95 A.D.: political events
The Roman emperor Domitian has many senators executed out of paranoiac fears that they are plotting to kill him.
95 A.D.: medicine
A severe form of malaria appears in the farm districts outside Rome and will continue for the next 500 years, taking out of cultivation the fertile land of the Campagna, whose market gardens supply the city with fresh produce. The fever drives small farmers into the crowded city, they bring the malaria with them, and it lowers Rome's live-birth rate while rates elsewhere in the empire are rising.
95 A.D.: environment
At least 10 aqueducts supply Rome with 250 million gallons of water per day, some 50 gallons per person, even after the public baths have used half the supply.
95 A.D.: agriculture
Iron plows with wheels help some of Rome's barbarian neighbors to control the depth of plowing (and save the plowmen's energies). The barbarians use coulters to cut the soil and moldboards to turn it over. While Roman farmers practice cross-plowing, the barbarians plow deep, regular furrows that will lead to the cultivation of long strips of land rather than square blocks.
96 A.D.: political events
The emperor Domitian is stabbed to death by a freedman at Rome September 18 at age 44 after a 15-year reign in which he has shown himself a competent administrator but has antagonized some members of the governing class by his tyranny.
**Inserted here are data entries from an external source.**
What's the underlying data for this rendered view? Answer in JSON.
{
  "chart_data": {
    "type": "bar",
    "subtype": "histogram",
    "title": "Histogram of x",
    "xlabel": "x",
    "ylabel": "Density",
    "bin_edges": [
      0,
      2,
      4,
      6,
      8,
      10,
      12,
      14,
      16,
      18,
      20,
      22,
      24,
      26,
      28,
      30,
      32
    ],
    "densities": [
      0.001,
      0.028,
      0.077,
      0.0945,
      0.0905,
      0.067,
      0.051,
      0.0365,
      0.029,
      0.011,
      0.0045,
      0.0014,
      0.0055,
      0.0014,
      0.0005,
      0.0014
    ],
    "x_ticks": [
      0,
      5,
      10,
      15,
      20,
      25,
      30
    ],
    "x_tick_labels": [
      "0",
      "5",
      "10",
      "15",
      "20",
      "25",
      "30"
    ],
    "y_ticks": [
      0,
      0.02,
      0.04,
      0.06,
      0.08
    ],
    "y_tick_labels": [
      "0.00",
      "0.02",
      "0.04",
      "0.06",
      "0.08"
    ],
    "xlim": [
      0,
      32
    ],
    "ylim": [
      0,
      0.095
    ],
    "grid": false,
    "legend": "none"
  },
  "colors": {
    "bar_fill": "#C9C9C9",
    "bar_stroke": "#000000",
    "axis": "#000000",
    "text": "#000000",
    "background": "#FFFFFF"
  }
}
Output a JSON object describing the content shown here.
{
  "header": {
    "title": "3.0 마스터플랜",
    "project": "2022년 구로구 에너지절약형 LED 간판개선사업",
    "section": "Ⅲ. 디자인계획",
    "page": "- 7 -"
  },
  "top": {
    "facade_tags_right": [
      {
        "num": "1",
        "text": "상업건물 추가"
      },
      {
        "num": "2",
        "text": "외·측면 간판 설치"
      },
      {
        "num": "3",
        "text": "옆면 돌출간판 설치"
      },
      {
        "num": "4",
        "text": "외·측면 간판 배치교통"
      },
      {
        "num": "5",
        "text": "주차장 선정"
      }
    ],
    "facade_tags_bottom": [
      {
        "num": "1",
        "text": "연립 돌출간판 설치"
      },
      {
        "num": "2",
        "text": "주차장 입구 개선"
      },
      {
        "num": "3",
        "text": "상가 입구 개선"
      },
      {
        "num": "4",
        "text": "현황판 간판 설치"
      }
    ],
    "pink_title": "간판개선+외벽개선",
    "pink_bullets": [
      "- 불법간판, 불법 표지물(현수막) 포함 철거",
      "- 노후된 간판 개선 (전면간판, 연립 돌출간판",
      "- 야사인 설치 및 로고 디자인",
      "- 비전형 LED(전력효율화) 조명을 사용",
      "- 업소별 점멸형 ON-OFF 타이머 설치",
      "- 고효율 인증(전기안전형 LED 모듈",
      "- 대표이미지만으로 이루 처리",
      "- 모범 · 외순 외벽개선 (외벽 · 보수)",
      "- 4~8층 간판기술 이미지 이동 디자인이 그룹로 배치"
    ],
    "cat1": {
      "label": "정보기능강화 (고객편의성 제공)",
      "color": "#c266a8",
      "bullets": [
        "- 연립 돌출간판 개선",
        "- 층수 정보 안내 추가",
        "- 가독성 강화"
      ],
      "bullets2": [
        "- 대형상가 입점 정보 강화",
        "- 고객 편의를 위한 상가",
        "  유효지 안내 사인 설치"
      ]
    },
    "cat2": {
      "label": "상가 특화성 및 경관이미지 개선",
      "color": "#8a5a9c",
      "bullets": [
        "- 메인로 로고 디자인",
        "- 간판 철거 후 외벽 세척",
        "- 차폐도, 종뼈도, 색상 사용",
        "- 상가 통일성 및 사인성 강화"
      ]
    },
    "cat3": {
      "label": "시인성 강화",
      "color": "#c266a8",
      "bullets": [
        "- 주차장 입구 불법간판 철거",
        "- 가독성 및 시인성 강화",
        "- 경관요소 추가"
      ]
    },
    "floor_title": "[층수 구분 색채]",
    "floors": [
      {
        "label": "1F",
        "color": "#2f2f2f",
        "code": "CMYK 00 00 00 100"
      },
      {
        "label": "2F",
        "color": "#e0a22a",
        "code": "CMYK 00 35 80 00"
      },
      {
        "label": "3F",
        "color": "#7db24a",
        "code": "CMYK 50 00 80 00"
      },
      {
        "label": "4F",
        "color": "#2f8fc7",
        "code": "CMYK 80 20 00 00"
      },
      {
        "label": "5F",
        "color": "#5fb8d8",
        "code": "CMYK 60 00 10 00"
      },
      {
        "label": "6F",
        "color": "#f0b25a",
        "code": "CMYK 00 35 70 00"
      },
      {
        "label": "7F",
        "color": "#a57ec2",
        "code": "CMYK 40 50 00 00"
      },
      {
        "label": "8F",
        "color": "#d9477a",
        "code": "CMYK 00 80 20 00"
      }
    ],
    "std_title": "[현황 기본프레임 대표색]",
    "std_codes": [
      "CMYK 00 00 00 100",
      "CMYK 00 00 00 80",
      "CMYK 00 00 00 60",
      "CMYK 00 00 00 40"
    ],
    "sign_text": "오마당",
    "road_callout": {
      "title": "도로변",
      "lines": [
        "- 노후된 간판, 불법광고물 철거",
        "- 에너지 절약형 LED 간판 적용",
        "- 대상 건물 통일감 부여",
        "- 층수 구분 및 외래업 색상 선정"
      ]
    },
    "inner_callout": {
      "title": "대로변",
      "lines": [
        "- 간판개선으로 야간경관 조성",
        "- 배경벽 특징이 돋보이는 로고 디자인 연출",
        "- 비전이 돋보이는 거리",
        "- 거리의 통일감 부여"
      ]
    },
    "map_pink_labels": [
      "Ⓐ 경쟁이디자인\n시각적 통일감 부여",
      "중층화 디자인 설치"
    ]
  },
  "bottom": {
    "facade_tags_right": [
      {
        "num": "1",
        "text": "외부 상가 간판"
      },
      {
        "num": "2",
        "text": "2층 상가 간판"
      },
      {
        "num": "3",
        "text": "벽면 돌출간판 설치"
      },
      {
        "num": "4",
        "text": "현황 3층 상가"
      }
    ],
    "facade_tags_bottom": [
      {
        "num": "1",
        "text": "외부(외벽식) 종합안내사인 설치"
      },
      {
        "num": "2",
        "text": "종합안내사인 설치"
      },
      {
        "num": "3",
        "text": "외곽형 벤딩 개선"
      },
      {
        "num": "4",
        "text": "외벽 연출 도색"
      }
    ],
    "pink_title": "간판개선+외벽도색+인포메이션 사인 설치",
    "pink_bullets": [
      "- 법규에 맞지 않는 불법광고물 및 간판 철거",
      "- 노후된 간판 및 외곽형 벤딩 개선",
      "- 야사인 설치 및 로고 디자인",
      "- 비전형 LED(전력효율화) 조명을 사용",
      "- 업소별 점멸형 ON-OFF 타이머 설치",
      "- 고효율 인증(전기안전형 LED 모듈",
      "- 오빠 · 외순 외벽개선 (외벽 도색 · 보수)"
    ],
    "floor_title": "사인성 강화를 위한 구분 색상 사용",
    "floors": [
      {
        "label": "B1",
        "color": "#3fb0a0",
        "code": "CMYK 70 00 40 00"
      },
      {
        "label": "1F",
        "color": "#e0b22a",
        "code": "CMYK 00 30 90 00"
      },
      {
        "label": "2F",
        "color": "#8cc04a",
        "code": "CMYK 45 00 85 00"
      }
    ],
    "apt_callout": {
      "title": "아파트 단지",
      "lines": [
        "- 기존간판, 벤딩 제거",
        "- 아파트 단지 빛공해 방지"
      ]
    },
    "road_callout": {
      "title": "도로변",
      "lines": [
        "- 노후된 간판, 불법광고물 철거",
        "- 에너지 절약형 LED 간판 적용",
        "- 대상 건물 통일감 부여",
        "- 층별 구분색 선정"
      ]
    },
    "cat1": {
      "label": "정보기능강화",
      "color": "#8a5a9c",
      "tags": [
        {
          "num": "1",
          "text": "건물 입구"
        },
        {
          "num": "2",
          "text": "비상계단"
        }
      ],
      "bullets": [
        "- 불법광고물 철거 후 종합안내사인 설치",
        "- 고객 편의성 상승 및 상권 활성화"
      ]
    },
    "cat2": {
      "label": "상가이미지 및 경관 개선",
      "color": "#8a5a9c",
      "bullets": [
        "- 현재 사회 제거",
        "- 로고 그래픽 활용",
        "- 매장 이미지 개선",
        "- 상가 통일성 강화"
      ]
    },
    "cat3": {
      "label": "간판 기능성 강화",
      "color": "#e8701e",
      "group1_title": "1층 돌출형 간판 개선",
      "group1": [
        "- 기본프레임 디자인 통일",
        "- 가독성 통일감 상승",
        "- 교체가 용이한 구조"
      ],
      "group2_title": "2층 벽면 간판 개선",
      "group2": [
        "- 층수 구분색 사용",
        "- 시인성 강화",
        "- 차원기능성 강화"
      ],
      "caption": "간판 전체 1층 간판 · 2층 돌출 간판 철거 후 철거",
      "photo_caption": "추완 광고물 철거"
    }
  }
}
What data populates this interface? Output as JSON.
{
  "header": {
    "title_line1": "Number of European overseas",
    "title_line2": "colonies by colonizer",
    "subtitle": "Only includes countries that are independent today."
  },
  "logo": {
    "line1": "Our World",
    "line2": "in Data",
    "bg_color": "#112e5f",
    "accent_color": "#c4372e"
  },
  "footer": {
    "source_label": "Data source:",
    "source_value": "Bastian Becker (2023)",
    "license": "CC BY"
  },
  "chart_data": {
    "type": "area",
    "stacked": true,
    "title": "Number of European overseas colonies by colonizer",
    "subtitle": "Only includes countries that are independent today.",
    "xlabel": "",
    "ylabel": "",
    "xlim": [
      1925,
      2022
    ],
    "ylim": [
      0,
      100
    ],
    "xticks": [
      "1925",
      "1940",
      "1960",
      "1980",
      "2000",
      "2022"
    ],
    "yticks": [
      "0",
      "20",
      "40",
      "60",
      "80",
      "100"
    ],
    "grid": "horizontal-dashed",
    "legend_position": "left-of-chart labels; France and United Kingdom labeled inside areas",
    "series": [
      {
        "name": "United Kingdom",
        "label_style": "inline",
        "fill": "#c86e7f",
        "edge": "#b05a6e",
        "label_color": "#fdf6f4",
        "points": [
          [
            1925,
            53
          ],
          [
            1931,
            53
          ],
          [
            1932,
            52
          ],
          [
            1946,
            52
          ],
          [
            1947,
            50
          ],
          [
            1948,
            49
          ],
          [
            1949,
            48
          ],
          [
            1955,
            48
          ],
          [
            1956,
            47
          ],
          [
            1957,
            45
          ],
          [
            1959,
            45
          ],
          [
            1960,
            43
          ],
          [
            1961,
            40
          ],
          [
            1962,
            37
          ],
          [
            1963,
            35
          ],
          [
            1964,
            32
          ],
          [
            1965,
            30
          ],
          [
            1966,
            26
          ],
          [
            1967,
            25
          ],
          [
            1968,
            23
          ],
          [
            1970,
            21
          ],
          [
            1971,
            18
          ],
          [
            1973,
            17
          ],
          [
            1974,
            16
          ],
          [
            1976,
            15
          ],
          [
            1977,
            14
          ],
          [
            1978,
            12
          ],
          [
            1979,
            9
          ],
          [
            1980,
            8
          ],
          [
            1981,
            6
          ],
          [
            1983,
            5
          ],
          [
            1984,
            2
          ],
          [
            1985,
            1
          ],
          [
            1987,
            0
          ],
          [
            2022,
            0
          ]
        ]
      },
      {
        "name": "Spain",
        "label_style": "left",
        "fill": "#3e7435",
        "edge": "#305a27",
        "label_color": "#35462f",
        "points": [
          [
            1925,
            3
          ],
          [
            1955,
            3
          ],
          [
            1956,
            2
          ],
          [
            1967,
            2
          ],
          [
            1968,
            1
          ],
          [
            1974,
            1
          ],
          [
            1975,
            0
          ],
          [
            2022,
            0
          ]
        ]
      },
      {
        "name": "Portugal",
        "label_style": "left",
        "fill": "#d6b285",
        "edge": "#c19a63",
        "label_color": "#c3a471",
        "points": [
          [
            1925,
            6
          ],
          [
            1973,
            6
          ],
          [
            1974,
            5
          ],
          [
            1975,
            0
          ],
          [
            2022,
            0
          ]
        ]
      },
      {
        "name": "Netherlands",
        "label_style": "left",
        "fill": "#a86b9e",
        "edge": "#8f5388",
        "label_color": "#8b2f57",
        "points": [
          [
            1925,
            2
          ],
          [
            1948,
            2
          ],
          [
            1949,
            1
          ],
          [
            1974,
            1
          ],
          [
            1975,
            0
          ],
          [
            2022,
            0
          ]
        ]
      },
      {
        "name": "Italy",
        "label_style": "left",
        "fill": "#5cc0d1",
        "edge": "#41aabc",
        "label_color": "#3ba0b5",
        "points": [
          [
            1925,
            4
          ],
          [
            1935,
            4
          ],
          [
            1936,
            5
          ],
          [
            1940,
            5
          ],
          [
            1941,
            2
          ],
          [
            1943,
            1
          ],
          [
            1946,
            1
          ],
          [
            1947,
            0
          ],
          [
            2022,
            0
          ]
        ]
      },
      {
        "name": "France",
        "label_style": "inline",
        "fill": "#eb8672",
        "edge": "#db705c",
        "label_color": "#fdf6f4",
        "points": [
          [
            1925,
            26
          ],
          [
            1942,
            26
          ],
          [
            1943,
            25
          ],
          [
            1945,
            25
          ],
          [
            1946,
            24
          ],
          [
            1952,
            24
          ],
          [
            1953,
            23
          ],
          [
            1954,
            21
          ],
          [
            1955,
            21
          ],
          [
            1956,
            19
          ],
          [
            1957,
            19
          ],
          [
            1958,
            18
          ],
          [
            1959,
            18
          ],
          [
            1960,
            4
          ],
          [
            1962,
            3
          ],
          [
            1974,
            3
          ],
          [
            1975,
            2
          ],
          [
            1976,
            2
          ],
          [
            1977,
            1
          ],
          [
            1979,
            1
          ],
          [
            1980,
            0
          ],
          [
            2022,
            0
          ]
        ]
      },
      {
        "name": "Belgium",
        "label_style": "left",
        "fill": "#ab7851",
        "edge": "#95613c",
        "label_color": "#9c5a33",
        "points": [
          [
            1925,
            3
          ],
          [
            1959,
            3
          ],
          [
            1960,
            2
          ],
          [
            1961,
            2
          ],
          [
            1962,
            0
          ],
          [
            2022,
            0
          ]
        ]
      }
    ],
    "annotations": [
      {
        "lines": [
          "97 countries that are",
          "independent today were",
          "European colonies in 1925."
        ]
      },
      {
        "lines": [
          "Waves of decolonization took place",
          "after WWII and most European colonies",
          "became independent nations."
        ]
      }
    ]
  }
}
The empress Domitia and officers of the court have conspired against Domitian out of fear that they may be next on his list of people to be executed or exiled, the praetorian guard mutinies and lynches Domitian's assassin, and the emperor is succeeded by the former Roman consul Marcus Cocceius Nerva, 60. The new emperor recalls citizens exiled by Domitian, restoring to them what remains of their confiscated property.
97 A.D.: political events
The Roman emperor Nerva recalls his general Marcus Ulpius Trajanus, 44, from the Rhine and formally adopts him in October at ceremonies in the temple of Jupiter on the Capitol.
98 A.D.: political events
The Roman emperor Nerva dies suddenly January 25 at age 63 after a 16-month reign. He is succeeded by his adopted son, who will reign until 117 as the emperor Trajan. Born into an Italian family that had settled in Rome's Spanish provinces, Trajan is the first emperor not native to Rome, and his wife, Pompeia Plotina, is from Gaul.
98 A.D.: commerce
The silver content of the Roman denarius will rise to 93 percent under the emperor Trajan, up from 92 percent under Domitian.